Sabahın erken saatleriyle uyandı Gren. Misafir odasının boğucu havasından kurtulmak için kendini pencereye attı hemen. Dışarıdan gelen temiz havayı kokladı ve bahçenin güzelliklerini izledi. Hayvanların koşuşturmasını gördü. Gümüş boynuz ve yavrusu çimler üstünde sekiyor, simsaklar koca kafalarını ağaç kovuklarına sokuyordular.
Gren bir süre onları izledikten sonra ağaçlıktan çıkıp gelen üç çocuğu gördü. Üçü de ufak ellerinde koca asalar tutuyordular.

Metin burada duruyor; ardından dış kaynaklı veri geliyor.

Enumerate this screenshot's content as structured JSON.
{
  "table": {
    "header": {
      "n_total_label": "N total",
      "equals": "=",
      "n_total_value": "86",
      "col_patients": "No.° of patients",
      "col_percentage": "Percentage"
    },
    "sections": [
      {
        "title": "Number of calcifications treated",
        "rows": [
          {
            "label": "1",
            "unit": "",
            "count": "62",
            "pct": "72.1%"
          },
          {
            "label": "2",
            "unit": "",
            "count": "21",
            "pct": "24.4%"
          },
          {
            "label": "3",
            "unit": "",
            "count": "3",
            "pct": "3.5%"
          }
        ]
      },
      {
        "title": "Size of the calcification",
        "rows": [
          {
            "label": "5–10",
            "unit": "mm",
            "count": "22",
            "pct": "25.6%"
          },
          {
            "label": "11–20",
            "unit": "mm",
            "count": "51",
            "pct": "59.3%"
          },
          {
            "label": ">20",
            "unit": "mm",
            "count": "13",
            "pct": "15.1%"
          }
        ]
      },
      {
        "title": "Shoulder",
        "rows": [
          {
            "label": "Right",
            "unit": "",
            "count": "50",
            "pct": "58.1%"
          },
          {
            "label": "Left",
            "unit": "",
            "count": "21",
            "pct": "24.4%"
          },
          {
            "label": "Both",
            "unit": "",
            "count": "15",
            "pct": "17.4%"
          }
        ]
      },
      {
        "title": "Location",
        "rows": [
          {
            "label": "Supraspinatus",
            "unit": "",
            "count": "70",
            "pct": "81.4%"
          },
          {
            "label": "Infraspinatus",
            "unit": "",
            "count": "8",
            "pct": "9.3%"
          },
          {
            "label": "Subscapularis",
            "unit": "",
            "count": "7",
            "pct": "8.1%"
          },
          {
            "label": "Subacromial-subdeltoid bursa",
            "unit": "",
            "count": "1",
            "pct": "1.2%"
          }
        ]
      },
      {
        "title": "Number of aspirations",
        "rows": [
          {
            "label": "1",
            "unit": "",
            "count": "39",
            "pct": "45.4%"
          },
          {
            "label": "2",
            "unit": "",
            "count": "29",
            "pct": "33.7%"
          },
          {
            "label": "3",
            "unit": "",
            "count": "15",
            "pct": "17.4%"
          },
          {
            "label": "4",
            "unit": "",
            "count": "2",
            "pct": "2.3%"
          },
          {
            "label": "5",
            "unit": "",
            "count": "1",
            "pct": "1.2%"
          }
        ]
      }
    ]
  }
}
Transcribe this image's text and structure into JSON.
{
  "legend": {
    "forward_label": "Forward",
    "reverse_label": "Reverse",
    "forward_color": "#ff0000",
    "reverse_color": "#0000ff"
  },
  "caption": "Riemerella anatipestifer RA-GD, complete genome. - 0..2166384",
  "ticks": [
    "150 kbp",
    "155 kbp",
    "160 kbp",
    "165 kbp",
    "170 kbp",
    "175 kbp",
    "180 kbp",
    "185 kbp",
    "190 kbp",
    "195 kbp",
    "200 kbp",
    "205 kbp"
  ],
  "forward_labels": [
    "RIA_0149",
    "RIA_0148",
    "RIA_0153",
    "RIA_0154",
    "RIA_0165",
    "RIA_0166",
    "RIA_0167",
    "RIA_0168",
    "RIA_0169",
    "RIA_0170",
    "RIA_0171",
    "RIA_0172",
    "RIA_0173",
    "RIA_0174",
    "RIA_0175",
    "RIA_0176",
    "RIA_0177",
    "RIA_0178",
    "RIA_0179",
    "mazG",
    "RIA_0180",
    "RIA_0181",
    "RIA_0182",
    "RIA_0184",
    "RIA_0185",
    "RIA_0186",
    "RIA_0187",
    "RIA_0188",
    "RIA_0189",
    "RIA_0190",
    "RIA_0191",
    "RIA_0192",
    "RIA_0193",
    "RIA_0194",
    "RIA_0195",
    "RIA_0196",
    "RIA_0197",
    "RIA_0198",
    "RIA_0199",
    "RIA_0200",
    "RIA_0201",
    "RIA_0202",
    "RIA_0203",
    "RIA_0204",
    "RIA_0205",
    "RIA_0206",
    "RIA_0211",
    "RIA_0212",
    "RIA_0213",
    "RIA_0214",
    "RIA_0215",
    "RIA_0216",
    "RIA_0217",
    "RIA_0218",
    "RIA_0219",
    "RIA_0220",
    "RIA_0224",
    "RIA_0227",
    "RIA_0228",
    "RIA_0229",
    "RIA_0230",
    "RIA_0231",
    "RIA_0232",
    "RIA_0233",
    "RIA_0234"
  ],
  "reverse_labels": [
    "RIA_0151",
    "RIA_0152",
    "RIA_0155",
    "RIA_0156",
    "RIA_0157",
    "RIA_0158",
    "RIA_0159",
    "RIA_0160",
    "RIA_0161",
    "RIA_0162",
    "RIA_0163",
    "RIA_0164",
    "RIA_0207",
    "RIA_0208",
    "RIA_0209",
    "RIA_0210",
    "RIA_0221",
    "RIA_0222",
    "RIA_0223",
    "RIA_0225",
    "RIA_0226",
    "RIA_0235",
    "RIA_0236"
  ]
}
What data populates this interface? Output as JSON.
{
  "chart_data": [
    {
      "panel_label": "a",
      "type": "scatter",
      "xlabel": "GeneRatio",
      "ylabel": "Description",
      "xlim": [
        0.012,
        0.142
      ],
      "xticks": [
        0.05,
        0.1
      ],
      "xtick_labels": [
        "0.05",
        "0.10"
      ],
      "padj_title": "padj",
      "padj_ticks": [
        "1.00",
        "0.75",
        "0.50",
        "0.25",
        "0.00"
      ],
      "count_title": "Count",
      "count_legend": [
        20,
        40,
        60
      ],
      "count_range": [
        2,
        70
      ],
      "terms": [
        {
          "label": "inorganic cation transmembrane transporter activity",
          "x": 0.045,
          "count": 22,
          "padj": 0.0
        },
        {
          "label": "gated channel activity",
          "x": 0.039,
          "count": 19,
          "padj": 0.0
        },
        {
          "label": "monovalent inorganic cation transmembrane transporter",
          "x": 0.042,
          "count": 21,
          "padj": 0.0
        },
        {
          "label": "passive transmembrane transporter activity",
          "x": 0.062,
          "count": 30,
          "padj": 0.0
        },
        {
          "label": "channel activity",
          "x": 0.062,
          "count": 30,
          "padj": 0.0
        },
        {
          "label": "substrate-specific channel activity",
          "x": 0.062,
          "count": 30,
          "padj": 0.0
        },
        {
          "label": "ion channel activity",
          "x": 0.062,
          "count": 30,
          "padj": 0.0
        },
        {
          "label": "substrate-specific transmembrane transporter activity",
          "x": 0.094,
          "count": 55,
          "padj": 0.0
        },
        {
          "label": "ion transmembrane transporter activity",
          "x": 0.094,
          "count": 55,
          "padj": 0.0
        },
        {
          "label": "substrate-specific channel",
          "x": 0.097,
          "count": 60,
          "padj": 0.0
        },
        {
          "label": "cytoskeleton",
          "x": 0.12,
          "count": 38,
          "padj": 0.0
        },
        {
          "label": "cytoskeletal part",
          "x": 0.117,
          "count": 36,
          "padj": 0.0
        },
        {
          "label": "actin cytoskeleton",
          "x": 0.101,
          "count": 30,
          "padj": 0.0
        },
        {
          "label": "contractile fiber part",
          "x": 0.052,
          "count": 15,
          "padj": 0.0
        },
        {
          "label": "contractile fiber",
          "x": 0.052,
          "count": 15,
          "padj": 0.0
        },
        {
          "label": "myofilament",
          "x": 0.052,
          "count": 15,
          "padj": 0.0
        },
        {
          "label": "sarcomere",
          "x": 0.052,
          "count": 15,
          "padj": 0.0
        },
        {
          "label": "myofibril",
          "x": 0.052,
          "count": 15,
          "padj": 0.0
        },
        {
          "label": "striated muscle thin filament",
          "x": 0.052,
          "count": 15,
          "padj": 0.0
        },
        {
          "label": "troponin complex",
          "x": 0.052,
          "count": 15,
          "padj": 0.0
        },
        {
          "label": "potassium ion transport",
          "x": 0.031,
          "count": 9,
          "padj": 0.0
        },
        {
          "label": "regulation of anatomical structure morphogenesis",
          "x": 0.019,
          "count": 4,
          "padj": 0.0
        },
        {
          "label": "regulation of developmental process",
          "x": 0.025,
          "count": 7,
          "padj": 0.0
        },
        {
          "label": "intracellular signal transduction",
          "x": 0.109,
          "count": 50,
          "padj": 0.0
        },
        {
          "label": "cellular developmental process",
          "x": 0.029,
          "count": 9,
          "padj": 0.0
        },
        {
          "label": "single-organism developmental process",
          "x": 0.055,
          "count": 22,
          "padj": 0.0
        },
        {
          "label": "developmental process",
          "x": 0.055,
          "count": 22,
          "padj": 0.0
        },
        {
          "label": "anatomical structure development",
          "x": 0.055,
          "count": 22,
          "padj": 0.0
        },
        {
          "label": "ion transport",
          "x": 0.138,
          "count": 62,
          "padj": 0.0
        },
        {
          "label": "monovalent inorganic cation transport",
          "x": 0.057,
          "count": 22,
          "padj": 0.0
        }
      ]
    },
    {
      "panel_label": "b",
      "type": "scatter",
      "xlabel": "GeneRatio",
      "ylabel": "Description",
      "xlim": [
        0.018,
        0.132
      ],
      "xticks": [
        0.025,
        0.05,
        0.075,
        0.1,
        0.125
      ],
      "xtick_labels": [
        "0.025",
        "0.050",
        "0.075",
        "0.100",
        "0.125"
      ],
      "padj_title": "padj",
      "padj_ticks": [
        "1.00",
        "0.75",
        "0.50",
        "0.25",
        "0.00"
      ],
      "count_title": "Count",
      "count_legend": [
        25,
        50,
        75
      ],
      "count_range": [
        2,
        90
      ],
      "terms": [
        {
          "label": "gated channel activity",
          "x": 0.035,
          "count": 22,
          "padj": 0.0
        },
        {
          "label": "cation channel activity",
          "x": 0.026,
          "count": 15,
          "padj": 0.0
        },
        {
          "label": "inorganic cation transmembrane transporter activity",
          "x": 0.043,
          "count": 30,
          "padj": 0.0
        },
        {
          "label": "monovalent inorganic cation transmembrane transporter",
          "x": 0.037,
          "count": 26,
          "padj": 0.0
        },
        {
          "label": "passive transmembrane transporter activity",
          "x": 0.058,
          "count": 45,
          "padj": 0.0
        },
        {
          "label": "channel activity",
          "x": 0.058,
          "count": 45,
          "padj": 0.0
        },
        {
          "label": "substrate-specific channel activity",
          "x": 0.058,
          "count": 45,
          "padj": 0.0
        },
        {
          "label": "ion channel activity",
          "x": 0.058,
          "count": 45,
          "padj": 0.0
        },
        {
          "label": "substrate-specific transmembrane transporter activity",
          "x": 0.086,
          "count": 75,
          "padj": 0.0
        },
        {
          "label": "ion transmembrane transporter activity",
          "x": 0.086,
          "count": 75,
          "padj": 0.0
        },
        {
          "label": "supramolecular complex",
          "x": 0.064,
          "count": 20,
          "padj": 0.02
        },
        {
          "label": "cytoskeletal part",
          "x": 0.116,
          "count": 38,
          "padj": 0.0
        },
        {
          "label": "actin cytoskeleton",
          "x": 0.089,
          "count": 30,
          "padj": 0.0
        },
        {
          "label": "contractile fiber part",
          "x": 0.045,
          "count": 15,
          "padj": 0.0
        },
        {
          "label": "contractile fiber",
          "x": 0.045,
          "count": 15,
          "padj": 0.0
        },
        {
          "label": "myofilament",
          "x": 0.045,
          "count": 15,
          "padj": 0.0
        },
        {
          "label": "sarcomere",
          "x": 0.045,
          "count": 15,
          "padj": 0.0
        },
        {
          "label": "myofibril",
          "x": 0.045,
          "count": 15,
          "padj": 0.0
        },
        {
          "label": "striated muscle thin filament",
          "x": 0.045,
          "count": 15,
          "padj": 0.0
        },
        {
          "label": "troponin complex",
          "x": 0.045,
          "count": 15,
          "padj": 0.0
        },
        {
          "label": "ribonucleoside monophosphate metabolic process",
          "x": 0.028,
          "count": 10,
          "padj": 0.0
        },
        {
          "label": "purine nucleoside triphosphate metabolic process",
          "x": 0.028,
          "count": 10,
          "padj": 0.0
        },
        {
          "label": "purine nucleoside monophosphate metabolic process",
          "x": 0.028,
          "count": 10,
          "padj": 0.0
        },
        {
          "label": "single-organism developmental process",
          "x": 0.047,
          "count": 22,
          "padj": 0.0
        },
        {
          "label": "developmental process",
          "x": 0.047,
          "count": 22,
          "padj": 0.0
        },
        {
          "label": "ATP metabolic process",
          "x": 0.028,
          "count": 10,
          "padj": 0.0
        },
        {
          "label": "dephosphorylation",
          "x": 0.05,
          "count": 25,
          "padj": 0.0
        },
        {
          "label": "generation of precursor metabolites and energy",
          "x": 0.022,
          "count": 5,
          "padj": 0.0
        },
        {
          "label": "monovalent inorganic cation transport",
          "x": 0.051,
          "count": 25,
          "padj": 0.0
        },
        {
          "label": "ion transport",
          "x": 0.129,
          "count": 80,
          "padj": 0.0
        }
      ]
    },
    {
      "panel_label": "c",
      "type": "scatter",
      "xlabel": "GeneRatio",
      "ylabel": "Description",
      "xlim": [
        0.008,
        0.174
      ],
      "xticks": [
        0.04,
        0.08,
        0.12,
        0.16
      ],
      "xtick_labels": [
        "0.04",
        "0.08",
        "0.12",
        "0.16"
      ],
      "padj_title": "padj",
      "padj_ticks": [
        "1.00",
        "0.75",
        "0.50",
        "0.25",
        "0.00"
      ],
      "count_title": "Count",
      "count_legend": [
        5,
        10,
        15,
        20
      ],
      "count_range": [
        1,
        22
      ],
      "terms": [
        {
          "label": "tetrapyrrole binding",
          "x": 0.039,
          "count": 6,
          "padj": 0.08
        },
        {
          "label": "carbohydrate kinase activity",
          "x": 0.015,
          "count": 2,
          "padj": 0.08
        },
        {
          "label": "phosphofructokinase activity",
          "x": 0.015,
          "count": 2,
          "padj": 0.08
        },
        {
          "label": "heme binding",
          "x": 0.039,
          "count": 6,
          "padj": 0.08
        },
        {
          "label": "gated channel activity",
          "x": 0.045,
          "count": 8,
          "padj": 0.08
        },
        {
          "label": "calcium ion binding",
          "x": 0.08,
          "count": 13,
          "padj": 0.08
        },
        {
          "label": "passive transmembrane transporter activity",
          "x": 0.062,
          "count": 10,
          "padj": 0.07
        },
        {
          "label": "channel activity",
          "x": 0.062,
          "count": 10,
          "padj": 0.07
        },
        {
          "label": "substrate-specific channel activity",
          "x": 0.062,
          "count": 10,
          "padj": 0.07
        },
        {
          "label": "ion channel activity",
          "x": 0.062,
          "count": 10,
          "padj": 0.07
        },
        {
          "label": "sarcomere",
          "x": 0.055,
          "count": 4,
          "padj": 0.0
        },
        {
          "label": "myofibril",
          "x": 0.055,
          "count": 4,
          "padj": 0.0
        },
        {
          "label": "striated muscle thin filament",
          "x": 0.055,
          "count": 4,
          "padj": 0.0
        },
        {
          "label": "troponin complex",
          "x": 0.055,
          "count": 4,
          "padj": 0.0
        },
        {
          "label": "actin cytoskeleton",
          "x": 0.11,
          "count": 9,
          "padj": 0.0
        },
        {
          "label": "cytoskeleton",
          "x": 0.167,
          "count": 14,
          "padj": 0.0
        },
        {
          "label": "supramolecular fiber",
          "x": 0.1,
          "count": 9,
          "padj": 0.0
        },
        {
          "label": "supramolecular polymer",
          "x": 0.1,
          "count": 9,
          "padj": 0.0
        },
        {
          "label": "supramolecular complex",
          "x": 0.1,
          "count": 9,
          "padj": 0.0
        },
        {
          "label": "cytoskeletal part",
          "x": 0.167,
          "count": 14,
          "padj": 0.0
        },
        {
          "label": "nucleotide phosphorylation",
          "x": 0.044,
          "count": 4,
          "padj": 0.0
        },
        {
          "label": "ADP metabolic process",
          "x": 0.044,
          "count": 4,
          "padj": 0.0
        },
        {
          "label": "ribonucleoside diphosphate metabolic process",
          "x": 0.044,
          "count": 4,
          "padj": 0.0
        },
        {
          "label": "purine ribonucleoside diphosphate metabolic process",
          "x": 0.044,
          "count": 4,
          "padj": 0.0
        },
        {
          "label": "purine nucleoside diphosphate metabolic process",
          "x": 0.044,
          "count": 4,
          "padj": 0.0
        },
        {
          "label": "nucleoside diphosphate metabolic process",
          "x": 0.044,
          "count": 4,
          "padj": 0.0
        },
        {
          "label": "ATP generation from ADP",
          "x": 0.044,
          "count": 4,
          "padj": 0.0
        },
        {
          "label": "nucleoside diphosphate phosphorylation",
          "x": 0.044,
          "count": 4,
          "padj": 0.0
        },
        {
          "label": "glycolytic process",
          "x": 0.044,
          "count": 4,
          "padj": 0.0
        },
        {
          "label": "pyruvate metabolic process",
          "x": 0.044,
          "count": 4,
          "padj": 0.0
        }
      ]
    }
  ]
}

Gren kendini hatırladı. İlk kez asayı tuttuğunda daha çok küçüktü. Ama bir süre sonra Natrador ona büyü yakalamayı öğrettiğinde kendi büyülerini yakalamaya başladı. Bir süre sonraysa ilk nadir bulunan büyüsünü yakalayınca koca bir "Aferin" almıştı.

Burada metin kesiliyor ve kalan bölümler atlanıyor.